A Newton Augmented Lagrangian Method for Symmetric Cone Programming with Complexity Analysis
Rui-Jin Zhang, Ruoyu Diao, Xin-Wei Liu, Yu-Hong Dai
TL;DR
A novel augmented Lagrangian function is constructed and a Newton augmented Lagrangian (NAL) method is developed, shown to achieve an $\mathcal{O}(1/{\epsilon})$ complexity bound.
Abstract
Symmetric cone programming covers a broad class of convex optimization problems, including linear programming, second-order cone programming, and semidefinite programming. Although the augmented Lagrangian method (ALM) is well-suited for large-scale problems, its subproblems are often not twice continuously differentiable, preventing the direct use of classical Newton methods. To address this issue, we observe that barrier functions used in interior-point methods (IPMs) naturally serve as effective smoothing terms to alleviate such nonsmoothness.

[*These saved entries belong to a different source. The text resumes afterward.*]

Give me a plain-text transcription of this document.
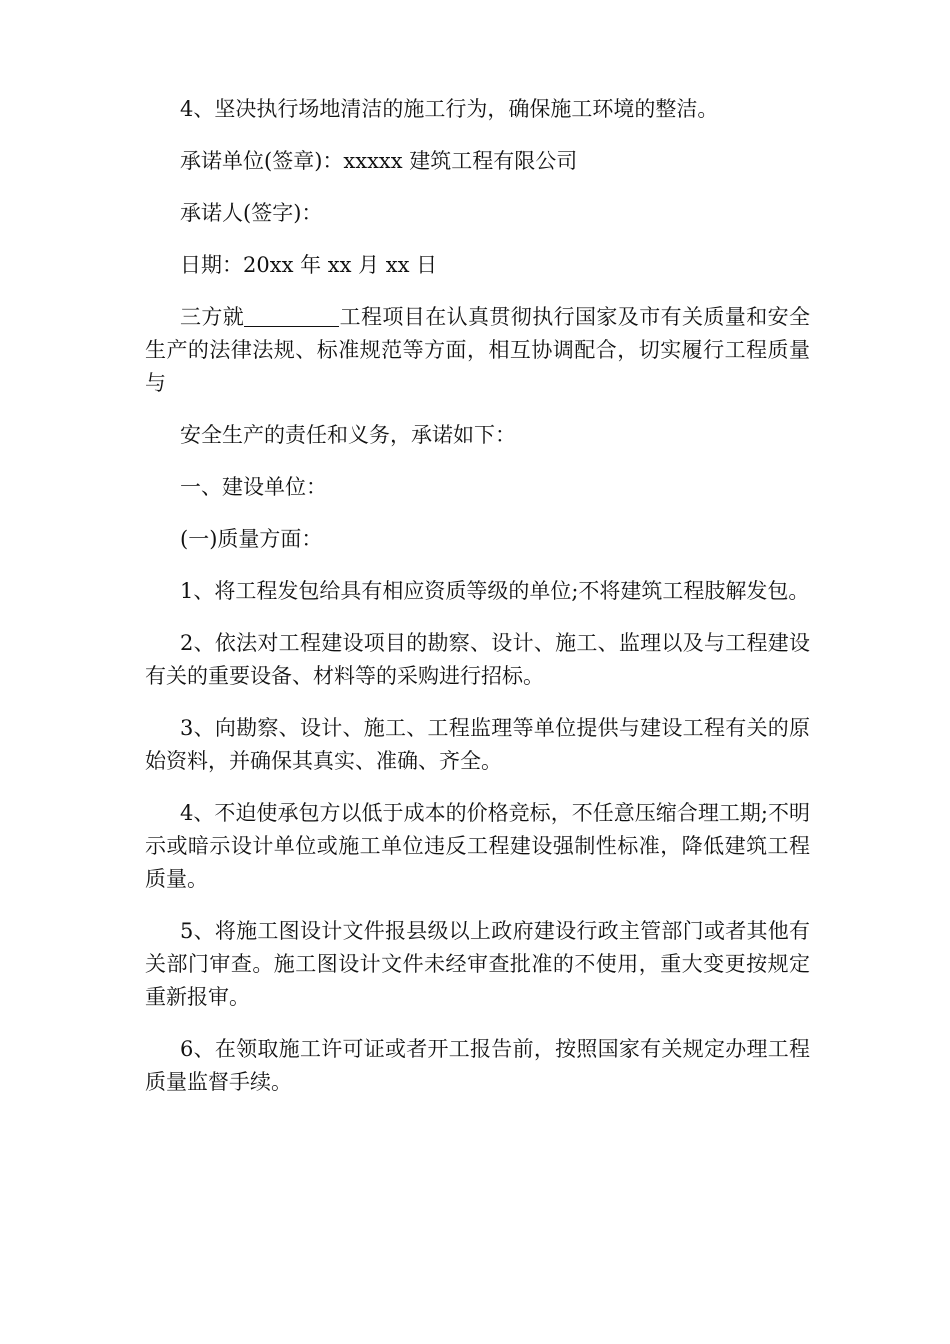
4、坚决执行场地清洁的施工行为，确保施工环境的整洁。

承诺单位(签章)：xxxxx 建筑工程有限公司

承诺人(签字)：

日期：20xx 年 xx 月 xx 日

三方就	工程项目在认真贯彻执行国家及市有关质量和安全生产的法律法规、标准规范等方面，相互协调配合，切实履行工程质量与

安全生产的责任和义务，承诺如下：

一、建设单位：

(一)质量方面：

1、将工程发包给具有相应资质等级的单位;不将建筑工程肢解发包。

2、依法对工程建设项目的勘察、设计、施工、监理以及与工程建设有关的重要设备、材料等的采购进行招标。

3、向勘察、设计、施工、工程监理等单位提供与建设工程有关的原始资料，并确保其真实、准确、齐全。

4、不迫使承包方以低于成本的价格竞标，不任意压缩合理工期;不明示或暗示设计单位或施工单位违反工程建设强制性标准，降低建筑工程质量。

5、将施工图设计文件报县级以上政府建设行政主管部门或者其他有关部门审查。施工图设计文件未经审查批准的不使用，重大变更按规定重新报审。

6、在领取施工许可证或者开工报告前，按照国家有关规定办理工程质量监督手续。
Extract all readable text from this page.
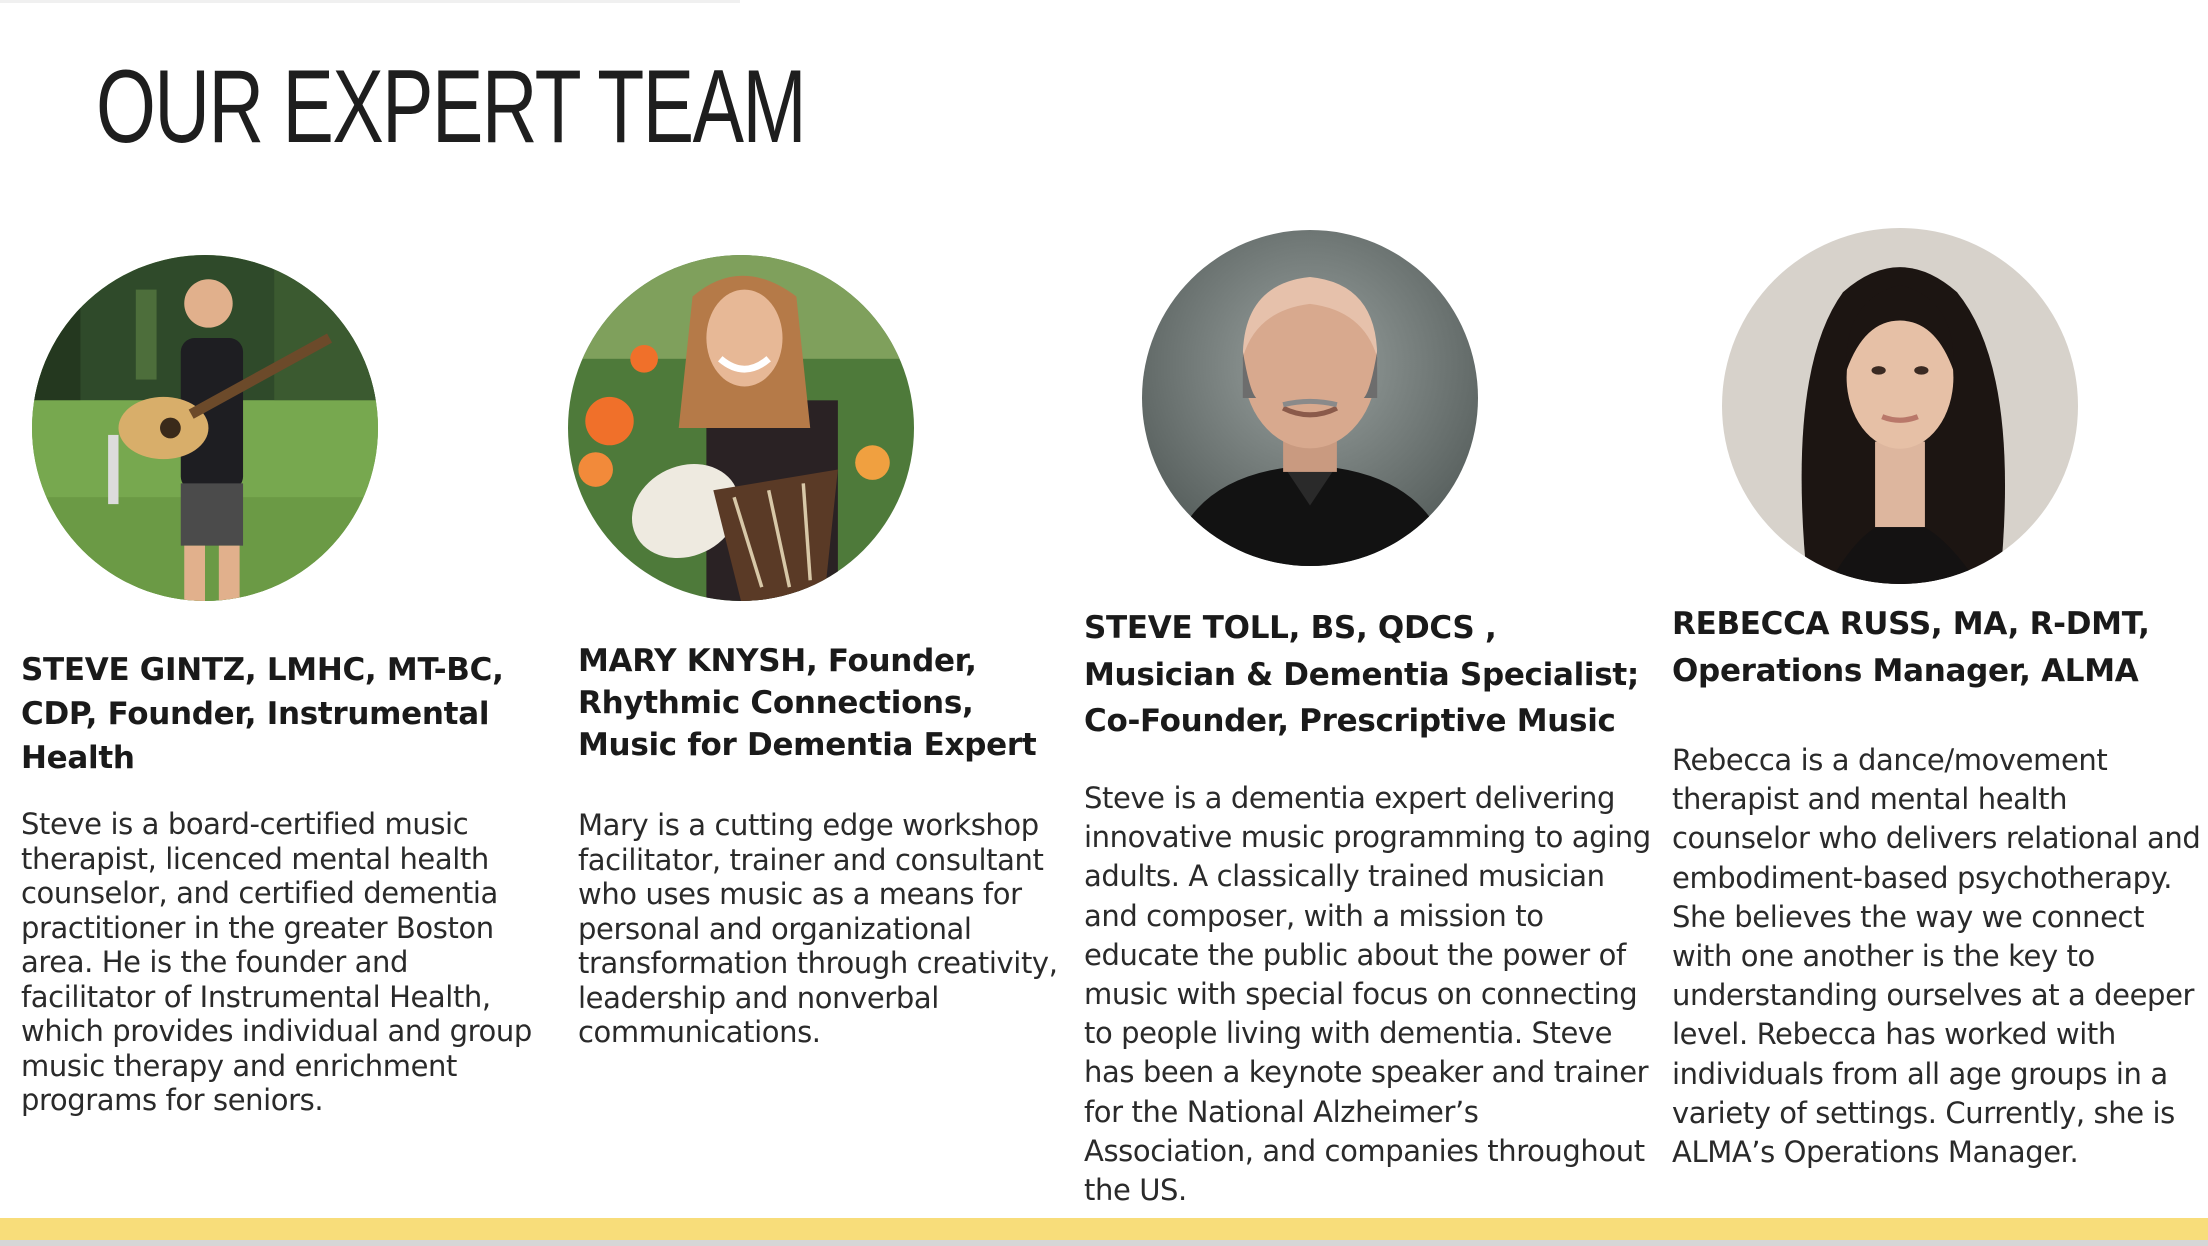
OUR EXPERT TEAM

STEVE GINTZ, LMHC, MT-BC, CDP, Founder, Instrumental Health

Steve is a board-certified music therapist, licenced mental health counselor, and certified dementia practitioner in the greater Boston area. He is the founder and facilitator of Instrumental Health, which provides individual and group music therapy and enrichment programs for seniors.

MARY KNYSH, Founder, Rhythmic Connections, Music for Dementia Expert

Mary is a cutting edge workshop facilitator, trainer and consultant who uses music as a means for personal and organizational transformation through creativity, leadership and nonverbal communications.

STEVE TOLL, BS, QDCS , Musician & Dementia Specialist; Co-Founder, Prescriptive Music

Steve is a dementia expert delivering innovative music programming to aging adults. A classically trained musician and composer, with a mission to educate the public about the power of music with special focus on connecting to people living with dementia. Steve has been a keynote speaker and trainer for the National Alzheimer’s Association, and companies throughout the US.

REBECCA RUSS, MA, R-DMT, Operations Manager, ALMA

Rebecca is a dance/movement therapist and mental health counselor who delivers relational and embodiment-based psychotherapy. She believes the way we connect with one another is the key to understanding ourselves at a deeper level. Rebecca has worked with individuals from all age groups in a variety of settings. Currently, she is ALMA’s Operations Manager.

By combining the strengths of ALM and IPMs, we construct a novel augmented Lagrangian function and subsequently develop a Newton augmented Lagrangian (NAL) method. By leveraging the self-concordance property of the barrier function, the proposed method is shown to achieve an $\mathcal{O}(1/ε)$ complexity bound. In addition, a spectral analysis reveals that the condition numbers of the Schur complement matrices arising in the NAL method are of order $\mathcal{O}(1/μ)$, which is better than the $\mathcal{O}(1/{μ^2})$ order of classical IPMs. This improvement is further illustrated by a heatmap of condition numbers. Numerical experiments conducted on standard benchmarks indicate that the NAL method exhibits significant performance improvements compared to several existing methods.